Il fatto è descritto a pagina 2 e 3 del ricorso, il quale però riporta semplicemente la menzione del primo e del secondo grado di giudizio, senza esporre le ragioni poste a sostegno delle domande introduttive, quelle che ne hanno determinato il rigetto in primo grado, i motivi che hanno sostenuto l’appello.

Le domande introduttive sono descritte semplicemente dicendo che “con ricorso depositato presso il competente Tribunale Civile di Bologna, il sig. I. impugnava il provvedimento di rigetto chiedendo, sulla base delle motivazioni in esso esposte. Nessuna menzione è fatta delle ragioni del rigetto, e così dei motivi di appello. In ogni caso:

a) il primo motivo nel denunciare l’omessa pronuncia viola l’art. 366, n. 6 atteso che omette di individuare il o i motivi di appello su cui essa vi sarebbe stata e nel denunciare l’apparenza della motivazione non rispetta il principio di diritto di cui a Cass., Sez. Un., n. 7074 del 2017;

b) il secondo motivo si duole della decisione quanto alla protezione sussidiaria di cui alla lett. c) (vedi ricorso a pag. 6, prima proposizione), ma anche qui lo fa criticando la scarna motivazione della decisione impugnata senza consentire di comprendere se e perchè essa non fosse adeguata al tenore dell’appello, sul quale si riferisce un solo rigo. La non credibilità non rilevava ai fini di quella lettera: vedi, da ultimo, Cass. (ord.) n. 16122 del 2020;

c) il terzo motivo riguarda la protezione sussidiaria ed anche qui sconta il fatto che non ci fa constare alcunchè sulla motivazione del primo giudice e sul tenore dell’appello: la motivazione è anche in tal caso per relationem e viene ignorata;

d) il quarto motivo concerne sia la protezione sussidiaria che l’umanitaria, ma risulta del tutto generico (Cass. n. 4741 del 205, il cui principio di diritto consolidato è ribadito da Cass., Sez. Un., n. 7074 del 2017, in motivazione non massimata).

I motivi sono dunque tutti inammissibili e la loro lettura conferma l’esizialità della carenza di esposizione del fatto.

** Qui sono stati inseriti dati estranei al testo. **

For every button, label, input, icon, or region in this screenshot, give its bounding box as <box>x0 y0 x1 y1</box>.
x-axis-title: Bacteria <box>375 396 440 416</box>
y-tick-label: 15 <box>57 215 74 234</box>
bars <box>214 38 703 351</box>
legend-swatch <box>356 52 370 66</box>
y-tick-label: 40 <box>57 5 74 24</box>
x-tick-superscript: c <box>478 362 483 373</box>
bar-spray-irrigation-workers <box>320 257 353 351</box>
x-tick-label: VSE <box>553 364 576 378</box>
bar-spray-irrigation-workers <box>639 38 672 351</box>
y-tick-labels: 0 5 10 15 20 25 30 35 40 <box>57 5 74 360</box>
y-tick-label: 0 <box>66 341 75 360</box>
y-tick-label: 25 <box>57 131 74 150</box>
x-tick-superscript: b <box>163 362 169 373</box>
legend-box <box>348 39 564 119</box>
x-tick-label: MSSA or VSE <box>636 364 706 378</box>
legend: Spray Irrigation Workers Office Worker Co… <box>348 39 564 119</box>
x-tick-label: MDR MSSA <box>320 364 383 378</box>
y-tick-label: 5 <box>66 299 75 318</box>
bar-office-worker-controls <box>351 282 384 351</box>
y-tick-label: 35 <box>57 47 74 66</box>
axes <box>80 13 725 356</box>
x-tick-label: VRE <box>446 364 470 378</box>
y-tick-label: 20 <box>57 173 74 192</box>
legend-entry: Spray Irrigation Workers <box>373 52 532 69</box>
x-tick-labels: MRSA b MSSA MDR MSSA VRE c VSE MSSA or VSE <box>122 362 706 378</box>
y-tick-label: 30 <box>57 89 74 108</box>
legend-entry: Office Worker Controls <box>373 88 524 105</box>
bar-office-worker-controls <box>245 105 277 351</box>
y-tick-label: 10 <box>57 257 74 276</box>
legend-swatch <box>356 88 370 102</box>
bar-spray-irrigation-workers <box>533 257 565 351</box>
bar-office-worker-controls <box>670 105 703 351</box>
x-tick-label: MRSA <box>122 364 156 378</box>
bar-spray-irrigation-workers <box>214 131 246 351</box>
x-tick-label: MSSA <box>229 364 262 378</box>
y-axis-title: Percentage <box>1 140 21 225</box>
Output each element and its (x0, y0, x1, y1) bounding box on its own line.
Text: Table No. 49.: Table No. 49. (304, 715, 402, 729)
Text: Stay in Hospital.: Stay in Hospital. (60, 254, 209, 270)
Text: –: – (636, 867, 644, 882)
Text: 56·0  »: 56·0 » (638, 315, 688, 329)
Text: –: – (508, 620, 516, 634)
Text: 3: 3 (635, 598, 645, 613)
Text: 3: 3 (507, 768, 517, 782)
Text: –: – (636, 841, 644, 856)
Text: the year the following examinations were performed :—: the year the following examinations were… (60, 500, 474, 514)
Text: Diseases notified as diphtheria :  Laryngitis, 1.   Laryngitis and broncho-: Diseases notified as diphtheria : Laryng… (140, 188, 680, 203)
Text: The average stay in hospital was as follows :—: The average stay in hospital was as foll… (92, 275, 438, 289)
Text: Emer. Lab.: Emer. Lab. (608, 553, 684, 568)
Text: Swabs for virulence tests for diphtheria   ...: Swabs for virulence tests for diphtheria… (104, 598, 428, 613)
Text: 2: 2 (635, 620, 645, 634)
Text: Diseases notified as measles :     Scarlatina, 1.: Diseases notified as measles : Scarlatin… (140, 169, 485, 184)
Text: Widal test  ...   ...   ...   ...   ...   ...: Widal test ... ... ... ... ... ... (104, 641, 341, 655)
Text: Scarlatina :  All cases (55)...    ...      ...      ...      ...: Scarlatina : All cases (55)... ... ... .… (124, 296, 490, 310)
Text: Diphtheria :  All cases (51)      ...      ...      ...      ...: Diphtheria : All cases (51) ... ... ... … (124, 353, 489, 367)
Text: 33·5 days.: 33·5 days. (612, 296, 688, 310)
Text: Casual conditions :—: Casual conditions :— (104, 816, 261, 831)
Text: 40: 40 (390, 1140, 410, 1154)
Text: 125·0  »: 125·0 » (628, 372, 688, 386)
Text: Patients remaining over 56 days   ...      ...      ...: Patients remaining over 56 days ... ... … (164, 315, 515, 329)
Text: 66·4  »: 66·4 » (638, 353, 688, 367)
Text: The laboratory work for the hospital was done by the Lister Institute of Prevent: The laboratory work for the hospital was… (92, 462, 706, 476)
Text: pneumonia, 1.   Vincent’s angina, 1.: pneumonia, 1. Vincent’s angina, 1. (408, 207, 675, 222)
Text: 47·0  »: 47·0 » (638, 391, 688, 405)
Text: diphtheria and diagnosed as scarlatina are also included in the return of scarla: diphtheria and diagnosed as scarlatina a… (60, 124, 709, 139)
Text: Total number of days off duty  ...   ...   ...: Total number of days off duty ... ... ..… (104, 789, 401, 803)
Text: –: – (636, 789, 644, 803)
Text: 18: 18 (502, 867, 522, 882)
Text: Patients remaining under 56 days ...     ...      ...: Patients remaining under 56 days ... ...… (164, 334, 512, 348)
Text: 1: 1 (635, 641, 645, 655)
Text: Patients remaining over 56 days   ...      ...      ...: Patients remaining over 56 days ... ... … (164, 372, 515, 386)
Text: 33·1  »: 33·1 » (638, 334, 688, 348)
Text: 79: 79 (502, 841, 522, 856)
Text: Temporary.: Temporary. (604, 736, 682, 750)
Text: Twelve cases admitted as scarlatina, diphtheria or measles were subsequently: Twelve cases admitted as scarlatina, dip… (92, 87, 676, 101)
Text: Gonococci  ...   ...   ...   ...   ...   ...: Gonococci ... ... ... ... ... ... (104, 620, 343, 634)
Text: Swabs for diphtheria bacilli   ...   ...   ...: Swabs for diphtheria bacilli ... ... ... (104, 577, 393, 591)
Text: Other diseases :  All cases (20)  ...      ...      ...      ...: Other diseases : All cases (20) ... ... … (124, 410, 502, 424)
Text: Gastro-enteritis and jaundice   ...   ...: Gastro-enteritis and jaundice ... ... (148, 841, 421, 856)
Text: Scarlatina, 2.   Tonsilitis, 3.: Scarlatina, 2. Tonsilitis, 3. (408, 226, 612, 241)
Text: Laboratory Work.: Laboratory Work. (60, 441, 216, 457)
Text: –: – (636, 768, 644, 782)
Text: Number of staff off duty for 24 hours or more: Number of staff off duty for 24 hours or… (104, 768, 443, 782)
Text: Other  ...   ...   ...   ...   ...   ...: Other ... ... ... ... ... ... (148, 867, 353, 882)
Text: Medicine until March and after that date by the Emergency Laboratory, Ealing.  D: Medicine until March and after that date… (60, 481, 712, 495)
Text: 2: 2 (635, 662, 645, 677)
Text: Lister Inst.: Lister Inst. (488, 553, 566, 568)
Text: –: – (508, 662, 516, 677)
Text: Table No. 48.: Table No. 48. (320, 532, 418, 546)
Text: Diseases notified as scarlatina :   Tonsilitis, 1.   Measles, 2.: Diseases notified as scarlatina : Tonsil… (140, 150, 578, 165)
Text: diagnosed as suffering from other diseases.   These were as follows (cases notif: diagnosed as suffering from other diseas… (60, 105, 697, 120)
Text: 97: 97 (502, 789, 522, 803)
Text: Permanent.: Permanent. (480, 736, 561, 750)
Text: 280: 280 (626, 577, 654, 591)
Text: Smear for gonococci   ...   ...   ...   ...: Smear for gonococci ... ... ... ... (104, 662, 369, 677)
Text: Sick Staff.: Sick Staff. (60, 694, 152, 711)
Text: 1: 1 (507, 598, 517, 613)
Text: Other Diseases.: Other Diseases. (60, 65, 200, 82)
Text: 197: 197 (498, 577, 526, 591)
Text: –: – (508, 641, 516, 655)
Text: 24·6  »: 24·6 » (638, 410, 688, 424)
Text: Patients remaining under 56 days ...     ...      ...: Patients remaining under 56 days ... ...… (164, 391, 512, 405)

Il ricorso va pertanto dichiarato inammissibile.

P.Q.M.

La corte dichiara inammissibile il ricorso il ricorso. Nulla spese. Ai sensi del D.P.R. n. 115 del 2002, art. 13, comma 1 quater, la Corte dà atto che il tenore del dispositivo è tale da giustificare il pagamento, se dovuto e nella misura dovuta, da parte ricorrente, dell’ulteriore importo a titolo di contributo unificato, pari a quello dovuto per il ricorso.

Così deciso in Roma, il 30 settembre 2020.